Analysis of splicing patterns of human spumaretrovirus by polymerase chain reaction reveals complex RNA structures.

Mapping of transcripts of the human foamy virus genome was carried out in permissive human embryonic fibroblast cells by Northern blot hybridization and S1 nuclease analysis. Since several splice sites that are localized within a relatively narrow genomic region were detected, the polymerase chain reaction (PCR) was employed, and cloning and sequencing of the splice site junctions of the corresponding viral cDNAs were subsequently performed. All spumavirus transcripts have a common but relatively short leader RNA. Genomic, singly spliced env mRNAs and several singly and multiply spliced subgenomic transcripts were identified.

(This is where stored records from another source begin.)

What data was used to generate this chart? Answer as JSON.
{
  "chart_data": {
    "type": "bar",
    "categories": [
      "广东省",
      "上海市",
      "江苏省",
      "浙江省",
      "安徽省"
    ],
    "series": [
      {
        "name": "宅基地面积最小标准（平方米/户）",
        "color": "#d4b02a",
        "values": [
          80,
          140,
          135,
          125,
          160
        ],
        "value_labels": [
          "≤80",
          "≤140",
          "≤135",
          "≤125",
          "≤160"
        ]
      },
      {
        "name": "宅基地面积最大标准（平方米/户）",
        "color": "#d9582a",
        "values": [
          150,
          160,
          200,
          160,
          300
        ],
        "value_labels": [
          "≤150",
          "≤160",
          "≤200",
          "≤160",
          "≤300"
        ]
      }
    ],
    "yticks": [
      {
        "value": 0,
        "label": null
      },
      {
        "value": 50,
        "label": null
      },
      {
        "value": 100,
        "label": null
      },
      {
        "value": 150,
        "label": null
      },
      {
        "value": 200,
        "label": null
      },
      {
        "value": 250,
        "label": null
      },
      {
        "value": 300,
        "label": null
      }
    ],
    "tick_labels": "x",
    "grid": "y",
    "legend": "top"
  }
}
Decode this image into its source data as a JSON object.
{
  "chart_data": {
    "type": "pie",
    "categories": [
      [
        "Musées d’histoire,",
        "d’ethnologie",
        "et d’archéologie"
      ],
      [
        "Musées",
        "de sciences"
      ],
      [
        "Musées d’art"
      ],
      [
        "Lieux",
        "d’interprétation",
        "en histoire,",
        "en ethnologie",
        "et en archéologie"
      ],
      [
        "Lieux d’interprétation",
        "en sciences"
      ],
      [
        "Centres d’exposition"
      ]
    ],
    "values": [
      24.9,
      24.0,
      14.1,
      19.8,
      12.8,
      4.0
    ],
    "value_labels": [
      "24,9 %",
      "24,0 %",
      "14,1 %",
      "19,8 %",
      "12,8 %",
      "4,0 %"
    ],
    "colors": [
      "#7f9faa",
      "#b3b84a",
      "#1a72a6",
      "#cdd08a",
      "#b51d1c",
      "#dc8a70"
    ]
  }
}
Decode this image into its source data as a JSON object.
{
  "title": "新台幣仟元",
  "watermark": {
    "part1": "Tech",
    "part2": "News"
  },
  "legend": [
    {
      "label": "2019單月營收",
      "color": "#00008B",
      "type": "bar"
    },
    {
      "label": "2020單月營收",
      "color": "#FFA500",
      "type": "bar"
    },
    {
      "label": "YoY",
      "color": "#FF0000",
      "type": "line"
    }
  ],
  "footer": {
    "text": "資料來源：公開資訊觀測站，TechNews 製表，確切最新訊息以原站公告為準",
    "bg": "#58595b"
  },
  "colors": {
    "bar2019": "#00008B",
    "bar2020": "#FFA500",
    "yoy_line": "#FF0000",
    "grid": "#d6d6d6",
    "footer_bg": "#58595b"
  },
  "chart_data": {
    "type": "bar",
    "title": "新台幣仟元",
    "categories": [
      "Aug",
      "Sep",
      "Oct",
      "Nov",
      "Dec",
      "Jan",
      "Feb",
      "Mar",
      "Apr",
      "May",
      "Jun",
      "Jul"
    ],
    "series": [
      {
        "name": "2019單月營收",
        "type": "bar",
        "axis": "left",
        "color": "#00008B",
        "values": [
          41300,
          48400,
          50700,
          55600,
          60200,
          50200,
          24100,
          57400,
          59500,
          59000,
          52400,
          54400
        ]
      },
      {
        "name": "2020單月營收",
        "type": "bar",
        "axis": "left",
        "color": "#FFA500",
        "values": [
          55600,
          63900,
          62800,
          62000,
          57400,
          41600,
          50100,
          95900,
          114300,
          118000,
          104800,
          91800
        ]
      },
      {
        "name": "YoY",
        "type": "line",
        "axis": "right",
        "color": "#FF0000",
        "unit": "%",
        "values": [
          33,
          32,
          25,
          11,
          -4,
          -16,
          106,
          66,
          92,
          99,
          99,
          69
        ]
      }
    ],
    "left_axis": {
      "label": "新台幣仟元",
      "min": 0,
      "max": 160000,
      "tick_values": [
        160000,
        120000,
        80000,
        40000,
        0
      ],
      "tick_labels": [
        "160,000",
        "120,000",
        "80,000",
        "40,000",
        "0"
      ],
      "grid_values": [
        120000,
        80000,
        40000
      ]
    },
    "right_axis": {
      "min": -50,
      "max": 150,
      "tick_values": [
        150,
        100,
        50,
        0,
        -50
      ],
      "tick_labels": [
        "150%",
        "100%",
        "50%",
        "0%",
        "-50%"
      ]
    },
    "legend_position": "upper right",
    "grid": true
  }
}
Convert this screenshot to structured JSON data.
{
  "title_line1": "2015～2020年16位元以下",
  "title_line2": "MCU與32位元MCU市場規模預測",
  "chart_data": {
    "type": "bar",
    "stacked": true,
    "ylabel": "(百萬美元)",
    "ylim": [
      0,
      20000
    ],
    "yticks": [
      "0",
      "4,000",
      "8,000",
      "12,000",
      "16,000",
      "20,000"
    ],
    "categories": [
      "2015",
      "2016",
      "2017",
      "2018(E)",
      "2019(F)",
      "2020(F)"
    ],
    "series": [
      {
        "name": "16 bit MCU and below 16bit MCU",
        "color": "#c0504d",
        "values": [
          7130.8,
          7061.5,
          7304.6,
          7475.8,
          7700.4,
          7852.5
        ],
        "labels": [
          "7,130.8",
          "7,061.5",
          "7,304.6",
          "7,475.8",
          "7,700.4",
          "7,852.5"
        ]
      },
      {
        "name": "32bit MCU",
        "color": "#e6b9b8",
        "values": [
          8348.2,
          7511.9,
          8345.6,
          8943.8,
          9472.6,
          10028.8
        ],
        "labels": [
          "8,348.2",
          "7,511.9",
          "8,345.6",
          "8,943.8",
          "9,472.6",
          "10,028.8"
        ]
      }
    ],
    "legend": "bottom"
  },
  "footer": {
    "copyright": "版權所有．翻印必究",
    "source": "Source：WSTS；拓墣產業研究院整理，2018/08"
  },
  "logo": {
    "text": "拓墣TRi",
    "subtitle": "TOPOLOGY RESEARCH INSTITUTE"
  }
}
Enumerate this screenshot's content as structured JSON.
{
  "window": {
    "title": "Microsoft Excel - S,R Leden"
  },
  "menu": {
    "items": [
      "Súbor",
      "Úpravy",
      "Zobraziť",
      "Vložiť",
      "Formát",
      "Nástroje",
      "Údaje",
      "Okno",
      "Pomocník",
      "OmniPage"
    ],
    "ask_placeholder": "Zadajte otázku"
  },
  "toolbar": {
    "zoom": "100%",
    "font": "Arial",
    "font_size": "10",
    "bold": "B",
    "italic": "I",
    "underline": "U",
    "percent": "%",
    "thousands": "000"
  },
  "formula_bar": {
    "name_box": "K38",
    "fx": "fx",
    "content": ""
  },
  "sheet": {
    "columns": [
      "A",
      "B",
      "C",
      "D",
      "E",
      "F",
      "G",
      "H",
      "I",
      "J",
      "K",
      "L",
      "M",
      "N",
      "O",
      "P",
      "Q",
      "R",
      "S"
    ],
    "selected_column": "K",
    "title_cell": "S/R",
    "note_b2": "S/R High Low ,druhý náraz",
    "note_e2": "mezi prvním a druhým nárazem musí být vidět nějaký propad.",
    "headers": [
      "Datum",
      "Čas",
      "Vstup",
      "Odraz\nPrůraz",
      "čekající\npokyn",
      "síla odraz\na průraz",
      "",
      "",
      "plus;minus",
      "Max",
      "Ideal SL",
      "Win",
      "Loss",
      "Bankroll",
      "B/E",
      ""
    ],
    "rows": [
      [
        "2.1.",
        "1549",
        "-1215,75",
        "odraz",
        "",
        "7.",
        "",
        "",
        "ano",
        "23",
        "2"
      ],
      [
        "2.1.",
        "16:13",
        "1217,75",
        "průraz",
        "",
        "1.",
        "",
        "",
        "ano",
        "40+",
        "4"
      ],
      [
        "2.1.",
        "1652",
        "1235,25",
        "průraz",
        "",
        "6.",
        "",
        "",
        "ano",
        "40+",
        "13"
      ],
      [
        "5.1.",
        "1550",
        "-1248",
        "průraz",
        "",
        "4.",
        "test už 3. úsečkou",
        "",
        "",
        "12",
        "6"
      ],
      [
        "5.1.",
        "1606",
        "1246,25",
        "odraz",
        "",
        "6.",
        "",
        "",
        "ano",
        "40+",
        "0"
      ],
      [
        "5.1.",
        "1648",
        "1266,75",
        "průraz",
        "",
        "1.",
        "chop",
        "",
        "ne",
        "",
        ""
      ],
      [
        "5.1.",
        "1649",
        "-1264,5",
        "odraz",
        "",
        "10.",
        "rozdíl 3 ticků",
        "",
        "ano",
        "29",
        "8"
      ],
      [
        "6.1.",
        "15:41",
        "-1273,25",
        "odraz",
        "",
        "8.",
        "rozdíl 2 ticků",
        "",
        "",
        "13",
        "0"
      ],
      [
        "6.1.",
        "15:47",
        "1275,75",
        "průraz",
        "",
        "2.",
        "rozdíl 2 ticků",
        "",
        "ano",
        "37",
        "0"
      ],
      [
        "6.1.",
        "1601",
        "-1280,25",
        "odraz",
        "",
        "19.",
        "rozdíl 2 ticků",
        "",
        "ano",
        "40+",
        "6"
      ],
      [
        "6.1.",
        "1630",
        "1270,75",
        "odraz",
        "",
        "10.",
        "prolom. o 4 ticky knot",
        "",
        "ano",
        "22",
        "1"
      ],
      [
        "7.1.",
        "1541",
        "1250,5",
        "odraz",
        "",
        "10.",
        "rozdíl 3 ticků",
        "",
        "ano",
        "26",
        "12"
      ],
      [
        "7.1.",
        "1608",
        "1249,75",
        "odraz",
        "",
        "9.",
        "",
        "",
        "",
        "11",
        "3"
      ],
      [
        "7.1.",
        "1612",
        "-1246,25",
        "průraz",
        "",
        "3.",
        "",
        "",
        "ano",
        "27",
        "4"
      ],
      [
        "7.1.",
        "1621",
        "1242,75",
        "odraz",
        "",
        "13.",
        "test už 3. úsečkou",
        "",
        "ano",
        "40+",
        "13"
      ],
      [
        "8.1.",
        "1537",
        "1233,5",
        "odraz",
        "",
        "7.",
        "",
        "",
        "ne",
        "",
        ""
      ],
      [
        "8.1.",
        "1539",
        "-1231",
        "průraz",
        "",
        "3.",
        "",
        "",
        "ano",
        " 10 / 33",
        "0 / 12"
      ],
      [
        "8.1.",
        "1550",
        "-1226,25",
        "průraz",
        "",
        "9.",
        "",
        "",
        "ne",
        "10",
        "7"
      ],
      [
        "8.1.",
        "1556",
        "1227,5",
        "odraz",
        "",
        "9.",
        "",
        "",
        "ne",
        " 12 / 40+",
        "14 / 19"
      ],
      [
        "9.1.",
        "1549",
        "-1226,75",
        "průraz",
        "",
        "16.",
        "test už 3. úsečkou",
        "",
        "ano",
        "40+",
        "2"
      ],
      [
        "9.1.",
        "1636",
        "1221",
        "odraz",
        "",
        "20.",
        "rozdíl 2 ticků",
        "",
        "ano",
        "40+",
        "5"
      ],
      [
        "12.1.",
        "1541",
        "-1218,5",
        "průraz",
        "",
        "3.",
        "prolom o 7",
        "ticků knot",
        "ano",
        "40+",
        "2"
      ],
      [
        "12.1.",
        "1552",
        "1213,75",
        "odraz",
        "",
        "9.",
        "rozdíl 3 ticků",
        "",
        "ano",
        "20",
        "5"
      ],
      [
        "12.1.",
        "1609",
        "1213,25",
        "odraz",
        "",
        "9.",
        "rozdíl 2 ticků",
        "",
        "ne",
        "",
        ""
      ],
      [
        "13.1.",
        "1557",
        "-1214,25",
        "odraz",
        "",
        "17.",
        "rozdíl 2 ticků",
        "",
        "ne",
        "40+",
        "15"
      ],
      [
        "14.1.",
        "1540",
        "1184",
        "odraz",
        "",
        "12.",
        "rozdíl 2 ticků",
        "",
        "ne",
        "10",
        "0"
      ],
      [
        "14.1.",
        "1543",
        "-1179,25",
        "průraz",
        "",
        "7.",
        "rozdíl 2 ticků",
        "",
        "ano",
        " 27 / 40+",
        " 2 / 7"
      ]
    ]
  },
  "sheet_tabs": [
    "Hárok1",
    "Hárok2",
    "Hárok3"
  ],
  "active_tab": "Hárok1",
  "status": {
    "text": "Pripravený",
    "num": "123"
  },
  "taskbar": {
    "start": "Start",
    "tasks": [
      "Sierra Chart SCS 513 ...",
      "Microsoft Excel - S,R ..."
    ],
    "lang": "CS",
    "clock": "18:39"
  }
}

The multiply spliced viral mRNAs consist of various exons located in the central or 3' part of the viral genome. At least four novel gene products, termed Bet, Bes, Beo, and Bel3, are predicted to exist. The poly(A) addition site that defines the boundary of the R and U5 region in the 3' long terminal repeat was determined. The pattern of spumavirus splicing is more complex than that of oncoviruses and more similar to that of lentiviruses. One of the characteristic features of spumavirus transcription is the existence of singly spliced bel1 and bel2 mRNAs that alternatively are multiply spliced, thereby generating a complexity comparable to, but different from, that of lentiviruses and from that of other known retroviruses. The complex spumavirus transcriptional pattern of human spumavirus and the coding potential of the 10 exons identified are discussed.[1]